Ebenezer Paulraj was a man of routine and punctiliously followed a timetable. Every evening, he came home by a quarter to seven, if he wasn’t attending a meeting or engaged elsewhere. When I heard the car at the gate, I would put the kettle on. He sipped his tea and walked around the house. Often he stood before the gilt-edged mirror that hung near the door and preened. He was still a magnificent looking man, with taut muscles and skin like silk. Once, just looking at him had made me desire him. Now all I felt was scorn for his vanity. Ageing peacock!
When he had showered and changed into fresh clothes, Ebe would switch on the stereo. His taste in music, like his appetite for food, was characterized by restraint.
If Ebe had a weakness, it was food. He loved eating; the richer the food, the better he liked it. Fatty bacon, roe-filled sardines, chicken liver, the globs of fat that butchers threw in to make up for the bones when selling mutton, double-yolked eggs, mangoes with cream and ripe sapodillas, puris, fritters, chips – heavy with oil, dense with calories. But Ebe loved his body even more. So he controlled his natural fondness for eating. He never took a second helping, fasted for a whole day once a week and had forbidden me to cook anything that would test his will and make him succumb.
I was the weak one. I allowed myself all that I shouldn’t. Sometimes it was the only thing that comforted me. I bought the biggest bar of chocolate I could find and hid it. Each time I chose a different place. In the fridge; in the wardrobe; on top of the bookcase … Just knowing that it was somewhere in the house gave me a secret thrill that made me forget that I was dissatisfied with life. Ebe would get angry when he saw me snack. So I would wait for him to go out of the house and then I would take out my bar of chocolate. I allowed myself the pleasure of peeling the purple paper wrapping and then tearing open the gold foil little by little as I nibbled at my chocolate. Some days when I was not content with the chocolate alone, I opened a tin of condensed milk and dipped a spoon into it, eating till I felt nauseous. But my ‘Milkmaid’ days were not very frequent. Usually a bar of chocolate and a packet of chips to take the sweetness away from my mouth were all I needed to fulfil my cravings.

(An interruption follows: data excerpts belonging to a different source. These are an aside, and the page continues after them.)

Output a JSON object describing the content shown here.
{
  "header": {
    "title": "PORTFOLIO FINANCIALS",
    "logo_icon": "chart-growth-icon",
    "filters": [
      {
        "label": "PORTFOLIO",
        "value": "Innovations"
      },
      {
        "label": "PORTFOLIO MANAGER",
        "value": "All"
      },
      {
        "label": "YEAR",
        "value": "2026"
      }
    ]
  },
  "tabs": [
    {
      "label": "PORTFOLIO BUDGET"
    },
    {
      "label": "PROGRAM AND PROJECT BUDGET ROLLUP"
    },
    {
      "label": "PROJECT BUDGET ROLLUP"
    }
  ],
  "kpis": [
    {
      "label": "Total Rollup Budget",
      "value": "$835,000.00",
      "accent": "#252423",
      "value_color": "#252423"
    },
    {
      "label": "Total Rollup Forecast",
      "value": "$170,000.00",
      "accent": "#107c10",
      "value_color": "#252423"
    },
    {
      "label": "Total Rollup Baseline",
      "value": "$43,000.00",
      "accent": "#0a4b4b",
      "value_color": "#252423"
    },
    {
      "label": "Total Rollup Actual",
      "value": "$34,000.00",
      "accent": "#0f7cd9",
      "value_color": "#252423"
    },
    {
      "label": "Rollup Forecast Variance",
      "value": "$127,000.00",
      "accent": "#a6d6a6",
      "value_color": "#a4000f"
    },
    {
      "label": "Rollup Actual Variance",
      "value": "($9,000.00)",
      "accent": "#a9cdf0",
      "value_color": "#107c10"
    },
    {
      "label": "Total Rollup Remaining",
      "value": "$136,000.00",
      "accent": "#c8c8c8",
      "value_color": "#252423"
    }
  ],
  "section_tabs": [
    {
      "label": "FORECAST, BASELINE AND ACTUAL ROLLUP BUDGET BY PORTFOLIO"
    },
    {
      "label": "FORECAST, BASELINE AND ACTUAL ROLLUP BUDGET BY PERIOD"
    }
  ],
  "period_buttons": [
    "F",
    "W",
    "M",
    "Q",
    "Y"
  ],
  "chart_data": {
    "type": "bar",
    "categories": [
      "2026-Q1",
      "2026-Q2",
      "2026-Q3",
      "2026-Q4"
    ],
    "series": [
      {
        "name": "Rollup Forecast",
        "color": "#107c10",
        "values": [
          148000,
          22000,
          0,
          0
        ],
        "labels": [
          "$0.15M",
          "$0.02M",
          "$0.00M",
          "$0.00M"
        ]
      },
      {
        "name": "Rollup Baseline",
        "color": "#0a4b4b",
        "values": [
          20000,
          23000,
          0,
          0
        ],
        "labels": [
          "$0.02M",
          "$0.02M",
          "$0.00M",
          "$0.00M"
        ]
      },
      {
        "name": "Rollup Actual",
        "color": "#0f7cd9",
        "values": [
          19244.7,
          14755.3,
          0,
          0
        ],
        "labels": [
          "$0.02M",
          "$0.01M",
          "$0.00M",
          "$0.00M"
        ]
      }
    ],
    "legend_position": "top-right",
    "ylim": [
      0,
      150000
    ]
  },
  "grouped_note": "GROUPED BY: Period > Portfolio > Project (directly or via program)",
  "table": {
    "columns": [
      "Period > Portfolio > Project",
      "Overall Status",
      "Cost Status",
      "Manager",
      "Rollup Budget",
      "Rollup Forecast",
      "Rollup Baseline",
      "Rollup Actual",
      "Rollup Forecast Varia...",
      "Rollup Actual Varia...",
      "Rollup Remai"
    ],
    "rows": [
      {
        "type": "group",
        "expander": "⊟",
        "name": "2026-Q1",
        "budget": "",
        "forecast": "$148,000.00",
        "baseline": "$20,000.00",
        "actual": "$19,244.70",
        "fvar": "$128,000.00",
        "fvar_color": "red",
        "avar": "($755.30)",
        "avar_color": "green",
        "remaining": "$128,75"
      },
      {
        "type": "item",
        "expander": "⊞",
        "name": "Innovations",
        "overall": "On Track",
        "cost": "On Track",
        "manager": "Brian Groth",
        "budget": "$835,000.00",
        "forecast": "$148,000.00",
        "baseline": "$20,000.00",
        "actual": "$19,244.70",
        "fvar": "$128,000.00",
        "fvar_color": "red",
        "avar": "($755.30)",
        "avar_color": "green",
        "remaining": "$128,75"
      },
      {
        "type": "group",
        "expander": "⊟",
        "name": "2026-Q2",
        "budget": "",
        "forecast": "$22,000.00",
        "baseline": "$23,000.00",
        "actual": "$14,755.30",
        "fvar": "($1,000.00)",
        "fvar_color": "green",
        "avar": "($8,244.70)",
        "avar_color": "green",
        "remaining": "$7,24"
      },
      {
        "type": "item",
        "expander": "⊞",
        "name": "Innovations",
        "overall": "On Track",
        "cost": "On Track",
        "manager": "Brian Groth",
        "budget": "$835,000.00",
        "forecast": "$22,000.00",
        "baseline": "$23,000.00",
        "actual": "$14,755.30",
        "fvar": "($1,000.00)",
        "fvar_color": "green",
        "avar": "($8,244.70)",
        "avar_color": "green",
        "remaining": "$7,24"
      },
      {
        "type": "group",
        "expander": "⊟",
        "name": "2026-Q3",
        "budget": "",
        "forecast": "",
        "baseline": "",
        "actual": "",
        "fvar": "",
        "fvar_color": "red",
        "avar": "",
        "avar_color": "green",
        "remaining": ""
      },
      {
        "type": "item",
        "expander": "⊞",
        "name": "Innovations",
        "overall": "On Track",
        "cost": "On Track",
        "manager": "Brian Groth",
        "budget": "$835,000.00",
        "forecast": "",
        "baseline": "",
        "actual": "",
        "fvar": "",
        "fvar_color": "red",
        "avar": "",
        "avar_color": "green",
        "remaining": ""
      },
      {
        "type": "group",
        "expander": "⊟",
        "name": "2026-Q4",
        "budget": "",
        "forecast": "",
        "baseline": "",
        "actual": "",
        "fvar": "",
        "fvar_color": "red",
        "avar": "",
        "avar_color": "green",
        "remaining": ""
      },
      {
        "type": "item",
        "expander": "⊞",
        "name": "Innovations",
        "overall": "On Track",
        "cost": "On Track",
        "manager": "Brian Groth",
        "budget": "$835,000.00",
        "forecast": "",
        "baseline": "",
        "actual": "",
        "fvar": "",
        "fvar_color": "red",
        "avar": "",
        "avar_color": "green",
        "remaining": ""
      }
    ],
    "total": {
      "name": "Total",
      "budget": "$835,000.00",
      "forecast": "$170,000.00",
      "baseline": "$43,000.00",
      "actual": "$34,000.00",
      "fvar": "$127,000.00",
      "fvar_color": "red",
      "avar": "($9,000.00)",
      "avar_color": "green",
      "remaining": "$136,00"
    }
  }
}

It showed on me: in the double chin, in the rolls of fat around my waist; in the thickness of my calves and the puffiness of my wrists. I hated to look at myself in the mirror. But at least I was no longer daddy’s little girl.
Ebe liked Western classical music. I don’t know if he really liked it or if he made himself like it because that’s the kind of music principals of prestigious schools ought to listen to. To me, it sounded like the music they played in elevators and in the lobbies of luxury hotels.
Ebe worshipped the masters. But he was meticulous about categorizing his worship. So he chose a composer and then read everything he could find about him. While he read, he played the composer’s music. He was forever getting tapes recorded or CDs sent to him. That night it was Bach.
Bah! Bah! Bah! I spat the name under my breath and felt like a defiant child.
Why couldn’t we listen to music most people heard?
Simon & Garfunkel, The Beatles, Madonna, Chicago, ghazals and Tamil songs … No, it had to be Bach or Beethoven, Chopin or Mozart. Sometimes the voice in my head raged and fumed so hard that it felt as if my skull would explode.
That night Ebe put aside his book and came to stand at the kitchen doorway. ‘What have you cooked?’ he asked.